Just a few decades ago, a child who tore their ACL faced years of reduced activity and inability to participate in sports. Surgical reconstruction was not an option as long as a child was growing. The procedure required drilling through the growth plate, and would disrupt future growth in the child’s affected leg.
But in 1976, Lyle Micheli, MD, of the Sports Medicine Division at Boston Children’s Hospital, pioneered a new ACL reconstruction procedure that spared a growing child’s growth plate. Known as physeal-sparing ACL reconstruction, the procedure has been used to reconstruct ACLs in prepubescent kids at Boston Children’s ever since.
This is the procedure that Nate — a 12-year-old star baseball player at the time — underwent in 2013, after tearing his ACL playing football. Rather than rush into an ACL reconstruction surgery in their home state of Maine, Nate’s family researched the best ACL surgeons, and were ultimately referred to Mininder Kocher, MD, MPH, of the Sports Medicine Division at Boston Children’s.
I wanted to be able to play sports again — especially in my final year of Little League and beyond.Nate
“We did some additional research and everything we were told and read was impressive,” says Nate’s dad, Matt. “Despite the longer wait to have him perform the surgery, we wanted the best result for our son — so we waited.”
Hoping to return to play
Almost two months after he tore his ACL, Nate had surgery at Boston Children’s Orthopedic Center. “I was worried that my knee would never be the same after surgery,” he says. “I wanted to be able to play sports again — especially in my final year of Little League and beyond.”
Luckily, chances were good that Nate would be able to make a full, healthy return to sports. A recent study led by Dr. Kocher found that two years after physeal-sparing ACL reconstruction, 90 percent of patients are able to return to their sports, with only 5 percent needing another ACL surgery. Better yet, none of the nearly 250 patients in the study had any growth disturbance as a result of the surgery.
We do our part by fixing the knee, but the patient has a lot of work to do — and the (physical) therapist does as well.”Dr. Mininder Kocher
As for Nate, after surgery he set about to do everything he could to get back on the baseball field. “The pain the next day was pretty bad,” he recalls. “So I was doing physical therapy three times a week, but I also opted to do an additional two times a week for core balance and strength as well.”
This extra PT is something Kocher actively encourages with his patients. “I think it’s really a partnership between the surgeon, the patient and the patient’s therapist in terms of recovering from the surgery,” he says. “We do our part by fixing the knee, but the patient has a lot of work to do — and the therapist does as well.”
A team effort
Along with his surgeon and physical therapist, Nate had his family behind him to support his recovery every step of the way. His parents took turns staying by his bedside 24/7, making sure he was comfortable and always had a fresh ice pack. “It surely was a team effort, but I will tell you that Nate was a champion throughout the entire process,” says Matt. “His mental, physical and spiritual strength uplifted me many, many times.”

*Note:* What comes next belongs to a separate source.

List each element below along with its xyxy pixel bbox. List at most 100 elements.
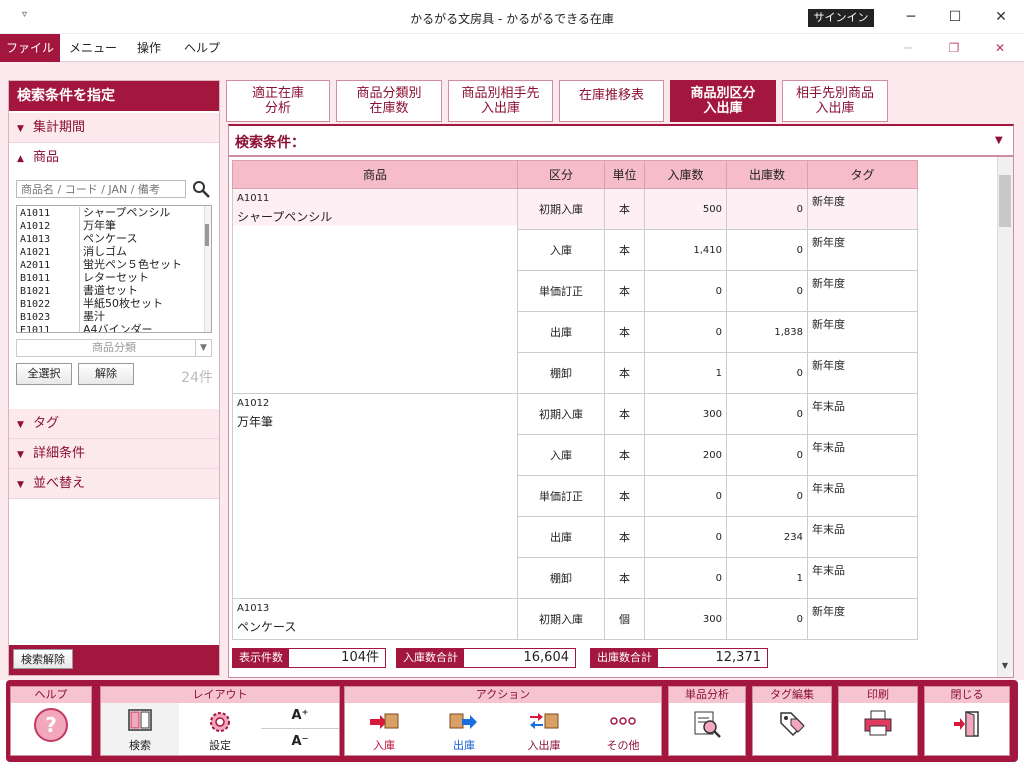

Just five months after surgery, Nate was back to playing baseball — but still continued his PT regimen. An ACL tear is a devastating injury for any athlete, and many would be happy just to return to their sport so quickly, but Nate had bigger goals. He would go on to make the All-Star team at the end of the Little League season. With his help, the team won the district championship, then the state championship, and came within one game of going to the Little League World Series in Williamsport, Pennsylvania — the Mecca of youth baseball.
Before they could advance to playing for a shot at Williamsport, Nate’s team was trailing 4-0 in the Maine State Championship — but not for long. On his newly reconstructed knee, Nate hit a grand slam and a 3-run homer to put his team ahead and bring his hometown their first state championship in almost 50 years. “It was amazing! It certainly proved to me that hard work pays off,” Nate says.
Baseball as a way of life
Since his Little League success, Nate has gone on to play for two state champion Babe Ruth teams, one of which advanced to the Babe Ruth World Series. Just one year after surgery, he was back to feeling 100 percent confident in his knee, and doesn’t wear a brace for any activity.
Undergoing an ACL reconstruction gave Nate the chance to work toward his goal of continued achievement in baseball. “Baseball was clearly a big part of his life,” says Kocher. “Sometimes young kids who tear their ACLs are told they have to wait until they’re older to have surgery, and they need to stay out of sports. But for them to not be able to participate is a huge loss. This surgery gives them the chance to get back to doing what they love.”
Nate currently plays for his high school baseball team, as well as a travel team and Under Armor’s Baseball Factory team. Needless to say, he sees baseball as a big part of his future, and hopes to play in college. Looking back on his injury and recovery, Nate values the team aspect of this journey as well. “I could not have done this without my ‘team,’ which started with my mom, dad, sister Liza, Dr. Kocher, my PTs, my coaches and, of course, my teammates. No one has ever hit a grand slam without teammates on base, so it wouldn’t have been possible without them.”